LibreCat / Catmandu

Catmandu - a data processing toolkit
https://librecat.org
175 stars 31 forks source link

Character encoding output question #365

Closed jasloe closed 5 years ago

jasloe commented 5 years ago

I am working with a dataset that contains some poorly encoded strings, i.e.:

=001  TR1311
=245  10$aÀ la Albéniz$h[electronic resource]

I am passing these records through a lookup with values containing the correct character set and encoding:

key,value
TR1311,À la Albéniz

e.g.:

marc_map(001,identifier)
lookup(identifier,'lookup.csv')
marc_replace_all('245',a,$.identifier)

This is working fine, however the output is not what I was expecting:

=001  TR1311
=245  10$a{copy} l{deg} la Alb{caron}niz Alb{copy}{flat}niz$h[electronic resource]

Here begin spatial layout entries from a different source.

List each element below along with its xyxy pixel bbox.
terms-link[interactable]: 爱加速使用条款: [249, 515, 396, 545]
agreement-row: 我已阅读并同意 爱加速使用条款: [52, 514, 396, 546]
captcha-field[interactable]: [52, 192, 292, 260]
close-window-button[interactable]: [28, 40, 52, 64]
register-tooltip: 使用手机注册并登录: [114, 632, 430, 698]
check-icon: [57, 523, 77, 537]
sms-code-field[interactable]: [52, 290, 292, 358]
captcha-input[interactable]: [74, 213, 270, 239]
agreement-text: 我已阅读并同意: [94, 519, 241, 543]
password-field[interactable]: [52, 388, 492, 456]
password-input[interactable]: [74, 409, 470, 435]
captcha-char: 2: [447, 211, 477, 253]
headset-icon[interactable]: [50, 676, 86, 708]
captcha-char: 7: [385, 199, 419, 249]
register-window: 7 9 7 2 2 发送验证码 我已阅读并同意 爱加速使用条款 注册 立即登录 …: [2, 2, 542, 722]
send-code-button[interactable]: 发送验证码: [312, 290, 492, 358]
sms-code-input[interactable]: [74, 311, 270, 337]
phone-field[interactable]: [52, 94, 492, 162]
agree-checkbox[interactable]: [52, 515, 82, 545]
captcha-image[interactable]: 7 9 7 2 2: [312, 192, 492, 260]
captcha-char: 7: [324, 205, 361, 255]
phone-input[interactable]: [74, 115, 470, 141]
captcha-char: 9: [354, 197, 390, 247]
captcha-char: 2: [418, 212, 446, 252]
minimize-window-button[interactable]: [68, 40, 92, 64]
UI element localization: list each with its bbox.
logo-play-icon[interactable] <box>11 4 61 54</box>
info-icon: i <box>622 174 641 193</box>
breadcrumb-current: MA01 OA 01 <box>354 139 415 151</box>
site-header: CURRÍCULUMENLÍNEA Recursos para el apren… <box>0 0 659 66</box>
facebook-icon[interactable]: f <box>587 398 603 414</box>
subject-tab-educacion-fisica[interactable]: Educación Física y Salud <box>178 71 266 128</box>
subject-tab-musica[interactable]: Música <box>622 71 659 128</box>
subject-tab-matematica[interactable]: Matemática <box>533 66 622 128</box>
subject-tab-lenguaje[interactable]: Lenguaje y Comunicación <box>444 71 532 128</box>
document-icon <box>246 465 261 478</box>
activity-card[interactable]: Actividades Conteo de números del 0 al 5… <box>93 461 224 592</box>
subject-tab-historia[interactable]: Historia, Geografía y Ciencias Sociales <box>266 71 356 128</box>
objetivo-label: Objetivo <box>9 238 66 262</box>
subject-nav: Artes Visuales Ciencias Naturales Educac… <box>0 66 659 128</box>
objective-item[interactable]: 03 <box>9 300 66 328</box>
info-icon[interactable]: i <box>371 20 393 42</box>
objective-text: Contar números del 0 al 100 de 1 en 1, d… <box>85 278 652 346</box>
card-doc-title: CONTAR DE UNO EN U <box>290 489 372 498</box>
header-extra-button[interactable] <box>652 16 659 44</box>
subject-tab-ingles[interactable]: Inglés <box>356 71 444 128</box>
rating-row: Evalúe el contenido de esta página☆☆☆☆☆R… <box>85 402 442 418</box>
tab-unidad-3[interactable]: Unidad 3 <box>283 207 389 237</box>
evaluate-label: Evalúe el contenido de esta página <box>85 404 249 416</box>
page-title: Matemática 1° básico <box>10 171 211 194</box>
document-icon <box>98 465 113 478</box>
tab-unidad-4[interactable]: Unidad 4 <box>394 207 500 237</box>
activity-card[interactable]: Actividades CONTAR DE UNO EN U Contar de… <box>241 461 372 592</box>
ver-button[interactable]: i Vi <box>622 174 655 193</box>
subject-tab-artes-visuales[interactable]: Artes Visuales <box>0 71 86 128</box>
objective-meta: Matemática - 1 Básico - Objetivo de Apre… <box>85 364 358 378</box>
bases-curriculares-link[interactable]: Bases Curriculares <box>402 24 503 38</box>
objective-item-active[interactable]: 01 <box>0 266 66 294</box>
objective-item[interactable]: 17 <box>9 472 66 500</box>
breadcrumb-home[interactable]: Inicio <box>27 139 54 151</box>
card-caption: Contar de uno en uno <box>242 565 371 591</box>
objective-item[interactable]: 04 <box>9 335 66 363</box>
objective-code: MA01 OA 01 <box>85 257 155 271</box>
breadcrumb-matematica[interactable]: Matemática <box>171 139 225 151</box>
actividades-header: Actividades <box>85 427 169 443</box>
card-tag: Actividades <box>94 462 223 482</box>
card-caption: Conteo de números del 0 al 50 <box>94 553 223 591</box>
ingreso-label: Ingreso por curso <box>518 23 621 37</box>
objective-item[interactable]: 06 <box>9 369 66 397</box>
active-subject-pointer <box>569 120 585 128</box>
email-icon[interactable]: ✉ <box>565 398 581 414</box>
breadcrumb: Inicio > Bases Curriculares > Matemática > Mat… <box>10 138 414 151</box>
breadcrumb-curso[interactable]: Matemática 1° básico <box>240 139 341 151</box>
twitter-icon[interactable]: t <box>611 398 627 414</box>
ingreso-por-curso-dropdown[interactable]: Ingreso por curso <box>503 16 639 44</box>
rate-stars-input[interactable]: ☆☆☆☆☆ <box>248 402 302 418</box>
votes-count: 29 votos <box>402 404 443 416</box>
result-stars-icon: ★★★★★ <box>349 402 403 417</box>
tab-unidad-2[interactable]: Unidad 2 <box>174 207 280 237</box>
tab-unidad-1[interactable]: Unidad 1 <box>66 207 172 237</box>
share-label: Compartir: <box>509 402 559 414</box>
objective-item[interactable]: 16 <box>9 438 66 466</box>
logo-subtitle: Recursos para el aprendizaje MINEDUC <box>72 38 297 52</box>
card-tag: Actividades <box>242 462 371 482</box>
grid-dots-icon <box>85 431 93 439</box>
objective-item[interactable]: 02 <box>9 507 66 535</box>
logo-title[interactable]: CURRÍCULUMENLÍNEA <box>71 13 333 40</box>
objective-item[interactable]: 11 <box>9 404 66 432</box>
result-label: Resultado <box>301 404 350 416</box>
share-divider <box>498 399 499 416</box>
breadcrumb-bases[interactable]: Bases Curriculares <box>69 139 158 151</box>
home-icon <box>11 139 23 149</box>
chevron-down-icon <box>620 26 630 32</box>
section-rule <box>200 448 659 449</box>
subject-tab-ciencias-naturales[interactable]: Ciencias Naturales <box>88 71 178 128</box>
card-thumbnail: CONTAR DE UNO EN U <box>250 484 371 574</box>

I'm not entirely clear what's going on here. All of the resources I am working with are in the UTF8 domain. Moreover, I understand Catmandu uses UTF8 default. I've tried converting from MarcMaker to ISO and vice versa without any luck. Ideas? Rather stumped....

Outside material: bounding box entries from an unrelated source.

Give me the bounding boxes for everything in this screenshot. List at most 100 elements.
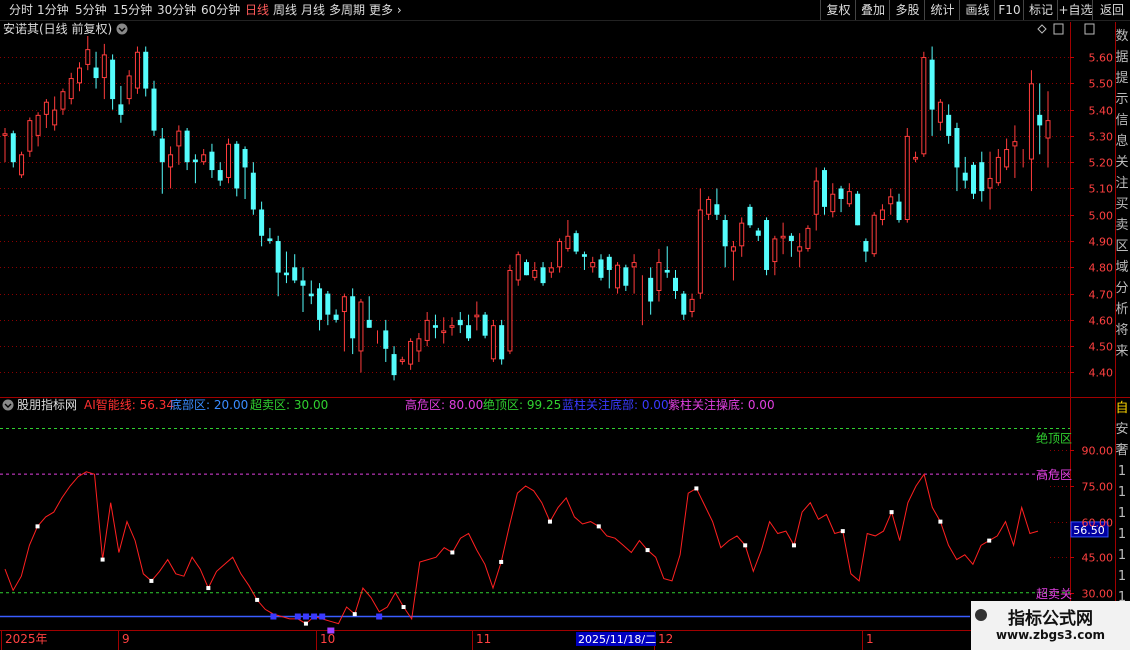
candle [879, 204, 885, 226]
signal-marker [645, 548, 650, 553]
candle-body [1045, 120, 1051, 139]
candle [780, 222, 786, 255]
candle [507, 264, 513, 355]
candle [110, 54, 116, 110]
indicator-chevron-icon[interactable] [2, 399, 14, 411]
level-label-high: 高危区 [1036, 467, 1072, 482]
candle [358, 298, 364, 373]
candle [159, 128, 165, 194]
candle [134, 46, 140, 94]
candle [93, 51, 99, 89]
candle [540, 262, 546, 286]
indicator-strip-char: 1 [1118, 527, 1126, 542]
candle-body [391, 354, 397, 376]
indicator-strip-char: 1 [1118, 548, 1126, 563]
candle [391, 346, 397, 381]
side-strip-char: 注 [1115, 176, 1128, 191]
candle [797, 233, 803, 268]
candle-body [937, 101, 943, 123]
signal-marker [450, 550, 455, 555]
candle [399, 356, 405, 365]
price-tick-label: 4.90 [1089, 236, 1114, 249]
candle [333, 309, 339, 323]
candle-body [722, 220, 728, 247]
candle-body [27, 120, 33, 152]
candle-body [192, 159, 198, 163]
candle-body [19, 154, 25, 176]
candle-body [134, 51, 140, 89]
price-tick-label: 5.30 [1089, 131, 1114, 144]
candle [43, 99, 49, 129]
candle [664, 246, 670, 278]
candle-body [615, 264, 621, 289]
signal-marker [596, 524, 601, 529]
level-label-top: 绝顶区 [1036, 431, 1072, 446]
candle-body [879, 209, 885, 221]
side-strip-char: 来 [1115, 344, 1128, 359]
candle-body [325, 293, 331, 315]
candle-body [466, 325, 472, 339]
candle [350, 288, 356, 355]
candle-body [126, 75, 132, 100]
diamond-icon[interactable] [1037, 24, 1047, 34]
candle [68, 72, 74, 105]
signal-marker [987, 538, 992, 543]
candle [904, 128, 910, 223]
signal-marker [938, 519, 943, 524]
price-tick-label: 5.20 [1089, 157, 1114, 170]
candle [689, 293, 695, 318]
date-label: 11 [476, 632, 491, 646]
candle [590, 256, 596, 273]
indicator-tick-label: 30.00 [1082, 588, 1114, 601]
candle [432, 314, 438, 339]
bottom-signal-marker [311, 613, 318, 620]
legend-item: 底部区: 20.00 [170, 397, 248, 412]
candle [946, 104, 952, 144]
candle [209, 143, 215, 178]
candle [648, 267, 654, 315]
indicator-strip-char: 1 [1118, 485, 1126, 500]
candle [499, 319, 505, 365]
candle [755, 227, 761, 242]
candle [126, 70, 132, 105]
price-tick-label: 5.40 [1089, 105, 1114, 118]
candle-body [1012, 141, 1018, 147]
candle [19, 151, 25, 178]
date-label: 1 [866, 632, 874, 646]
legend-item: AI智能线: 56.34 [84, 397, 174, 412]
candle-body [482, 314, 488, 336]
candle-body [217, 170, 223, 181]
signal-marker [255, 597, 260, 602]
chart-area: 5.60 5.50 5.40 5.30 5.20 5.10 5.00 4.90 4.80 4.70… [0, 21, 1130, 650]
price-tick-label: 4.80 [1089, 262, 1114, 275]
candle-body [673, 277, 678, 291]
candle [226, 138, 231, 184]
candle [143, 46, 149, 97]
candle [482, 312, 488, 339]
watermark-title: 指标公式网 [1008, 609, 1093, 629]
candle [85, 36, 91, 71]
side-strip-char: 关 [1115, 155, 1128, 170]
window-icon[interactable] [1053, 23, 1064, 35]
candle [573, 230, 579, 255]
signal-marker [499, 559, 504, 564]
candle [706, 196, 712, 221]
candle-body [1037, 114, 1043, 126]
candle-body [176, 130, 182, 147]
candle-body [581, 254, 587, 257]
candle [548, 262, 554, 278]
candle [772, 235, 778, 276]
legend-item: 超卖区: 30.00 [250, 397, 328, 412]
candle-body [275, 241, 281, 273]
chevron-down-icon[interactable] [116, 23, 128, 35]
candle-body [747, 206, 753, 226]
candle-body [822, 170, 827, 207]
signal-marker [35, 524, 40, 529]
candle-body [358, 301, 364, 352]
candle-body [457, 319, 463, 326]
candle-body [797, 246, 803, 252]
candle-body [755, 230, 761, 236]
window-icon-2[interactable] [1084, 23, 1095, 35]
signal-marker [149, 578, 154, 583]
candle-body [1028, 83, 1034, 160]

phochste commented 5 years ago

@jasloe Indeed Catmandu uses UTF-8 by default there is on this page some hints how to preprocess files that have the wrong encoding: https://metacpan.org/pod/release/HOCHSTEN/Catmandu-MARC-1.251/lib/Catmandu/MARC/Tutorial.pod

In your fixes there is a wrong usage of the marc_replace_all command. This Fix needs three arguments:

  1. The MARC path you want to fix
  2. A regular expression of the parts of the MARC (sub)fields you want to replace
  3. The replacement string

In your case the marc_replace_all should have been written like:

marc_replace_all('245a','^.*$',$.identifier)

Or with the marc_set Fix this could be easier written as:

marc_set(245a,$.identifier)
nics commented 5 years ago

Can this be closed?